Marin Biologic also offers services to meet the regulatory needs and demands associated with Phase II and Phase III clinical trials. We offer a broad range of services and have a diverse range of clients from law firms seeking patent protection to those clients who are in various stages of their drug development process. Our experts have years of experience working with clients and those entering Phase II and III clinical trials specifically to navigate you through the complex, regulatory challenges of the drug approval process.
We are Marin Biologic have helped other pharmaceutical and biotechnology companies to protect and defend their patents.
- Add value (product equity) to your drug by success-fully defending against litigation
- Benefit from a cost-effective contract research team to work with your legal advisors to perform scientific research.
- Increase your odds of winning by working with an experienced and flexible litigation-support scientific research team.
Marin Biologic has been able to aid law firms involved in patent litigation to successfully prove their case. Written and electronic records and emails are kept to a minimum, if needed, and do not contain conclusions, suggestions or opinions if directed by our legal clients.
We have been asked to:
- Reproduce the science cited in a patent, or
- Reproduce the science practiced by the defending company.
- Reproduce the science using the technology of the times, rather than the current state of the art technology,
- Testify in open court or in depositions
We have worked with client attorneys for successful presentations. Of course, as with all the projects at Marin Biologic, we treat every client and project with the utmost confidence.

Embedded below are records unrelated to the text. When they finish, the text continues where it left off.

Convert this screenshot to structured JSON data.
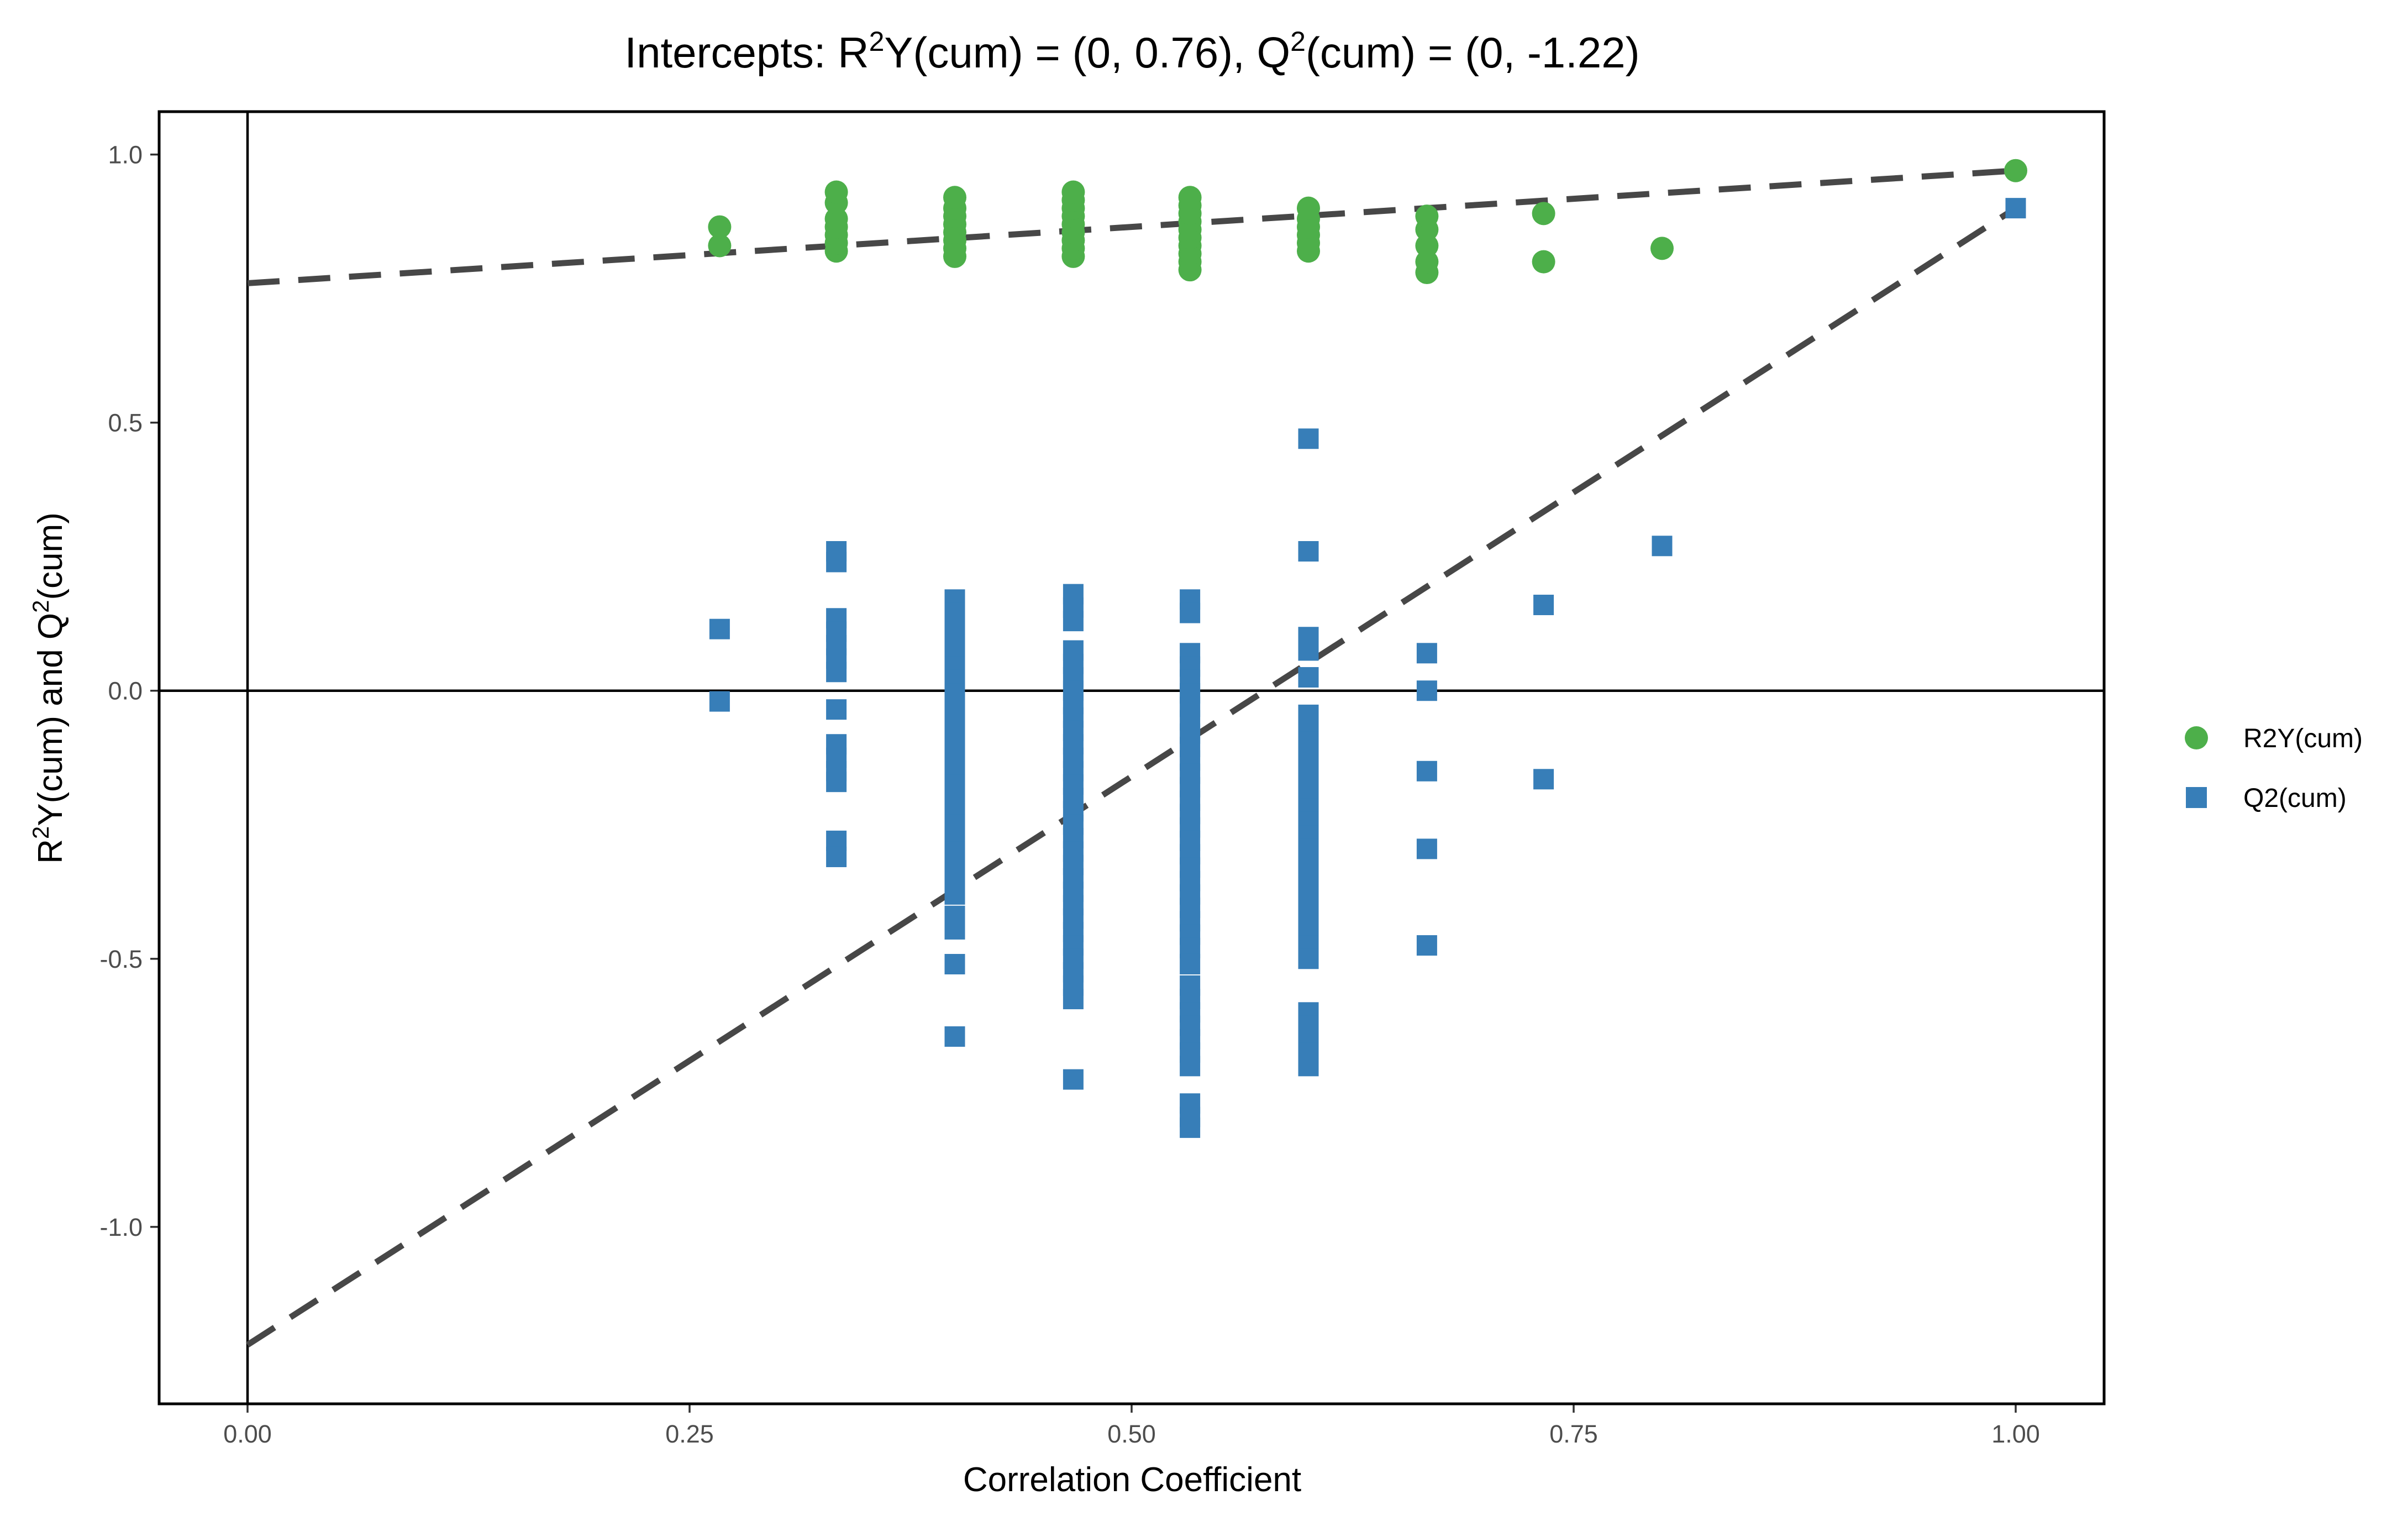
{
  "chart_data": {
    "type": "scatter",
    "title": "Intercepts: R²Y(cum) = (0, 0.76), Q²(cum) = (0, -1.22)",
    "title_parts": {
      "prefix": "Intercepts: R",
      "sup1": "2",
      "mid": "Y(cum) = (0, 0.76), Q",
      "sup2": "2",
      "suffix": "(cum) = (0, -1.22)"
    },
    "xlabel": "Correlation Coefficient",
    "ylabel_parts": {
      "a": "R",
      "sup1": "2",
      "b": "Y(cum) and Q",
      "sup2": "2",
      "c": "(cum)"
    },
    "xlim": [
      -0.05,
      1.05
    ],
    "ylim": [
      -1.33,
      1.08
    ],
    "x_ticks": [
      0,
      0.25,
      0.5,
      0.75,
      1.0
    ],
    "x_tick_labels": [
      "0.00",
      "0.25",
      "0.50",
      "0.75",
      "1.00"
    ],
    "y_ticks": [
      -1.0,
      -0.5,
      0,
      0.5,
      1.0
    ],
    "y_tick_labels": [
      "-1.0",
      "-0.5",
      "0.0",
      "0.5",
      "1.0"
    ],
    "grid": false,
    "legend_position": "right",
    "colors": {
      "r2y": "#4daf4a",
      "q2": "#377eb8",
      "reg_line": "#474747"
    },
    "series": [
      {
        "name": "R2Y(cum)",
        "marker": "circle",
        "points": [
          [
            0.267,
            0.83
          ],
          [
            0.267,
            0.865
          ],
          [
            0.333,
            0.82
          ],
          [
            0.333,
            0.835
          ],
          [
            0.333,
            0.85
          ],
          [
            0.333,
            0.865
          ],
          [
            0.333,
            0.88
          ],
          [
            0.333,
            0.91
          ],
          [
            0.333,
            0.93
          ],
          [
            0.4,
            0.81
          ],
          [
            0.4,
            0.825
          ],
          [
            0.4,
            0.84
          ],
          [
            0.4,
            0.855
          ],
          [
            0.4,
            0.87
          ],
          [
            0.4,
            0.885
          ],
          [
            0.4,
            0.9
          ],
          [
            0.4,
            0.92
          ],
          [
            0.467,
            0.81
          ],
          [
            0.467,
            0.825
          ],
          [
            0.467,
            0.84
          ],
          [
            0.467,
            0.855
          ],
          [
            0.467,
            0.87
          ],
          [
            0.467,
            0.885
          ],
          [
            0.467,
            0.9
          ],
          [
            0.467,
            0.915
          ],
          [
            0.467,
            0.93
          ],
          [
            0.533,
            0.785
          ],
          [
            0.533,
            0.8
          ],
          [
            0.533,
            0.815
          ],
          [
            0.533,
            0.83
          ],
          [
            0.533,
            0.845
          ],
          [
            0.533,
            0.86
          ],
          [
            0.533,
            0.875
          ],
          [
            0.533,
            0.89
          ],
          [
            0.533,
            0.905
          ],
          [
            0.533,
            0.92
          ],
          [
            0.6,
            0.82
          ],
          [
            0.6,
            0.835
          ],
          [
            0.6,
            0.85
          ],
          [
            0.6,
            0.865
          ],
          [
            0.6,
            0.88
          ],
          [
            0.6,
            0.9
          ],
          [
            0.667,
            0.78
          ],
          [
            0.667,
            0.8
          ],
          [
            0.667,
            0.83
          ],
          [
            0.667,
            0.86
          ],
          [
            0.667,
            0.885
          ],
          [
            0.733,
            0.8
          ],
          [
            0.733,
            0.89
          ],
          [
            0.8,
            0.825
          ],
          [
            1.0,
            0.97
          ]
        ]
      },
      {
        "name": "Q2(cum)",
        "marker": "square",
        "points": [
          [
            0.267,
            0.115
          ],
          [
            0.267,
            -0.02
          ],
          [
            0.333,
            0.26
          ],
          [
            0.333,
            0.24
          ],
          [
            0.333,
            0.135
          ],
          [
            0.333,
            0.11
          ],
          [
            0.333,
            0.085
          ],
          [
            0.333,
            0.06
          ],
          [
            0.333,
            0.035
          ],
          [
            0.333,
            -0.035
          ],
          [
            0.333,
            -0.1
          ],
          [
            0.333,
            -0.125
          ],
          [
            0.333,
            -0.15
          ],
          [
            0.333,
            -0.17
          ],
          [
            0.333,
            -0.28
          ],
          [
            0.333,
            -0.31
          ],
          [
            0.4,
            0.17
          ],
          [
            0.4,
            0.145
          ],
          [
            0.4,
            0.12
          ],
          [
            0.4,
            0.095
          ],
          [
            0.4,
            0.07
          ],
          [
            0.4,
            0.045
          ],
          [
            0.4,
            0.02
          ],
          [
            0.4,
            -0.005
          ],
          [
            0.4,
            -0.03
          ],
          [
            0.4,
            -0.055
          ],
          [
            0.4,
            -0.09
          ],
          [
            0.4,
            -0.115
          ],
          [
            0.4,
            -0.14
          ],
          [
            0.4,
            -0.175
          ],
          [
            0.4,
            -0.2
          ],
          [
            0.4,
            -0.225
          ],
          [
            0.4,
            -0.25
          ],
          [
            0.4,
            -0.275
          ],
          [
            0.4,
            -0.3
          ],
          [
            0.4,
            -0.325
          ],
          [
            0.4,
            -0.35
          ],
          [
            0.4,
            -0.38
          ],
          [
            0.4,
            -0.42
          ],
          [
            0.4,
            -0.445
          ],
          [
            0.4,
            -0.51
          ],
          [
            0.4,
            -0.645
          ],
          [
            0.467,
            0.18
          ],
          [
            0.467,
            0.155
          ],
          [
            0.467,
            0.13
          ],
          [
            0.467,
            0.075
          ],
          [
            0.467,
            0.05
          ],
          [
            0.467,
            0.025
          ],
          [
            0.467,
            0.0
          ],
          [
            0.467,
            -0.025
          ],
          [
            0.467,
            -0.05
          ],
          [
            0.467,
            -0.075
          ],
          [
            0.467,
            -0.1
          ],
          [
            0.467,
            -0.125
          ],
          [
            0.467,
            -0.15
          ],
          [
            0.467,
            -0.175
          ],
          [
            0.467,
            -0.2
          ],
          [
            0.467,
            -0.225
          ],
          [
            0.467,
            -0.25
          ],
          [
            0.467,
            -0.275
          ],
          [
            0.467,
            -0.3
          ],
          [
            0.467,
            -0.325
          ],
          [
            0.467,
            -0.35
          ],
          [
            0.467,
            -0.375
          ],
          [
            0.467,
            -0.4
          ],
          [
            0.467,
            -0.425
          ],
          [
            0.467,
            -0.45
          ],
          [
            0.467,
            -0.475
          ],
          [
            0.467,
            -0.5
          ],
          [
            0.467,
            -0.525
          ],
          [
            0.467,
            -0.55
          ],
          [
            0.467,
            -0.575
          ],
          [
            0.467,
            -0.725
          ],
          [
            0.533,
            0.17
          ],
          [
            0.533,
            0.145
          ],
          [
            0.533,
            0.07
          ],
          [
            0.533,
            0.045
          ],
          [
            0.533,
            0.02
          ],
          [
            0.533,
            -0.005
          ],
          [
            0.533,
            -0.03
          ],
          [
            0.533,
            -0.055
          ],
          [
            0.533,
            -0.08
          ],
          [
            0.533,
            -0.105
          ],
          [
            0.533,
            -0.13
          ],
          [
            0.533,
            -0.155
          ],
          [
            0.533,
            -0.18
          ],
          [
            0.533,
            -0.205
          ],
          [
            0.533,
            -0.23
          ],
          [
            0.533,
            -0.255
          ],
          [
            0.533,
            -0.28
          ],
          [
            0.533,
            -0.305
          ],
          [
            0.533,
            -0.33
          ],
          [
            0.533,
            -0.355
          ],
          [
            0.533,
            -0.38
          ],
          [
            0.533,
            -0.405
          ],
          [
            0.533,
            -0.43
          ],
          [
            0.533,
            -0.455
          ],
          [
            0.533,
            -0.48
          ],
          [
            0.533,
            -0.51
          ],
          [
            0.533,
            -0.55
          ],
          [
            0.533,
            -0.575
          ],
          [
            0.533,
            -0.6
          ],
          [
            0.533,
            -0.625
          ],
          [
            0.533,
            -0.65
          ],
          [
            0.533,
            -0.675
          ],
          [
            0.533,
            -0.7
          ],
          [
            0.533,
            -0.77
          ],
          [
            0.533,
            -0.795
          ],
          [
            0.533,
            -0.815
          ],
          [
            0.6,
            0.47
          ],
          [
            0.6,
            0.26
          ],
          [
            0.6,
            0.1
          ],
          [
            0.6,
            0.075
          ],
          [
            0.6,
            0.025
          ],
          [
            0.6,
            -0.045
          ],
          [
            0.6,
            -0.07
          ],
          [
            0.6,
            -0.095
          ],
          [
            0.6,
            -0.12
          ],
          [
            0.6,
            -0.145
          ],
          [
            0.6,
            -0.17
          ],
          [
            0.6,
            -0.195
          ],
          [
            0.6,
            -0.22
          ],
          [
            0.6,
            -0.245
          ],
          [
            0.6,
            -0.27
          ],
          [
            0.6,
            -0.295
          ],
          [
            0.6,
            -0.32
          ],
          [
            0.6,
            -0.345
          ],
          [
            0.6,
            -0.365
          ],
          [
            0.6,
            -0.4
          ],
          [
            0.6,
            -0.425
          ],
          [
            0.6,
            -0.45
          ],
          [
            0.6,
            -0.475
          ],
          [
            0.6,
            -0.5
          ],
          [
            0.6,
            -0.6
          ],
          [
            0.6,
            -0.625
          ],
          [
            0.6,
            -0.65
          ],
          [
            0.6,
            -0.675
          ],
          [
            0.6,
            -0.7
          ],
          [
            0.667,
            0.07
          ],
          [
            0.667,
            0.0
          ],
          [
            0.667,
            -0.15
          ],
          [
            0.667,
            -0.295
          ],
          [
            0.667,
            -0.475
          ],
          [
            0.733,
            0.16
          ],
          [
            0.733,
            -0.165
          ],
          [
            0.8,
            0.27
          ],
          [
            1.0,
            0.9
          ]
        ]
      }
    ],
    "regression_lines": [
      {
        "name": "R2Y(cum) intercept line",
        "from": [
          0,
          0.76
        ],
        "to": [
          1.0,
          0.97
        ]
      },
      {
        "name": "Q2(cum) intercept line",
        "from": [
          0,
          -1.22
        ],
        "to": [
          1.0,
          0.9
        ]
      }
    ],
    "legend": [
      {
        "label": "R2Y(cum)",
        "marker": "circle"
      },
      {
        "label": "Q2(cum)",
        "marker": "square"
      }
    ]
  }
}
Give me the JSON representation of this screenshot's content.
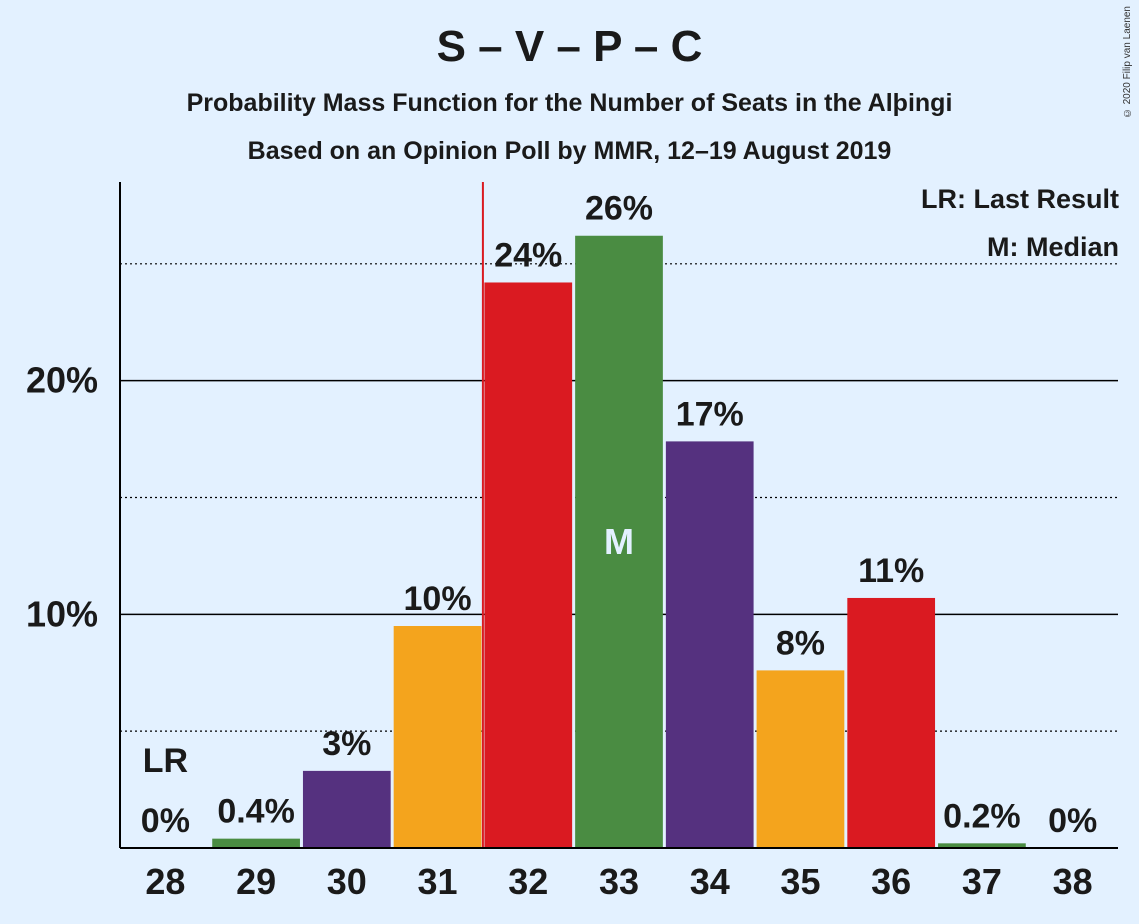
{
  "header": {
    "title": "S – V – P – C",
    "subtitle1": "Probability Mass Function for the Number of Seats in the Alþingi",
    "subtitle2": "Based on an Opinion Poll by MMR, 12–19 August 2019"
  },
  "legend": {
    "last_result": "LR: Last Result",
    "median": "M: Median"
  },
  "copyright": "© 2020 Filip van Laenen",
  "chart_data": {
    "type": "bar",
    "title": "S – V – P – C",
    "xlabel": "",
    "ylabel": "",
    "categories": [
      "28",
      "29",
      "30",
      "31",
      "32",
      "33",
      "34",
      "35",
      "36",
      "37",
      "38"
    ],
    "values": [
      0,
      0.4,
      3.3,
      9.5,
      24.2,
      26.2,
      17.4,
      7.6,
      10.7,
      0.2,
      0
    ],
    "value_labels": [
      "0%",
      "0.4%",
      "3%",
      "10%",
      "24%",
      "26%",
      "17%",
      "8%",
      "11%",
      "0.2%",
      "0%"
    ],
    "bar_colors": [
      "#4a8c42",
      "#4a8c42",
      "#55317f",
      "#f4a41d",
      "#da1a21",
      "#4a8c42",
      "#55317f",
      "#f4a41d",
      "#da1a21",
      "#4a8c42",
      "#55317f"
    ],
    "ylim": [
      0,
      28.5
    ],
    "y_ticks": [
      {
        "value": 10,
        "label": "10%"
      },
      {
        "value": 20,
        "label": "20%"
      }
    ],
    "minor_gridlines": [
      5,
      15,
      25
    ],
    "last_result": {
      "seat": "28",
      "label": "LR",
      "line_between": [
        "31",
        "32"
      ],
      "line_color": "#da1a21"
    },
    "median": {
      "seat": "33",
      "label": "M"
    },
    "grid": true,
    "legend_position": "top-right"
  }
}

Clinical regulatory support
Our clinical regulatory professionals have years of experience creating protocols that can be finalized quickly and we offer resources to readily meet the compliance and regulatory demands of your project. Along with our scientist, project leader, and regulatory teams, Marin Biologic collaborate with you so that your study is at pace or even ahead of schedule. We offer all these services as early as the Pre-Clinical, Investigational new drug (IND) and new drug application (NDA), to the submission of your new drug approval. We want to be your experts and navigate you through the process when asked to work with the FDA or other regulatory agencies. Our goal is to be your partner throughout all stages of your drug development, to support and guide the client through each step of the process, and to provide overall efficiencies to your project.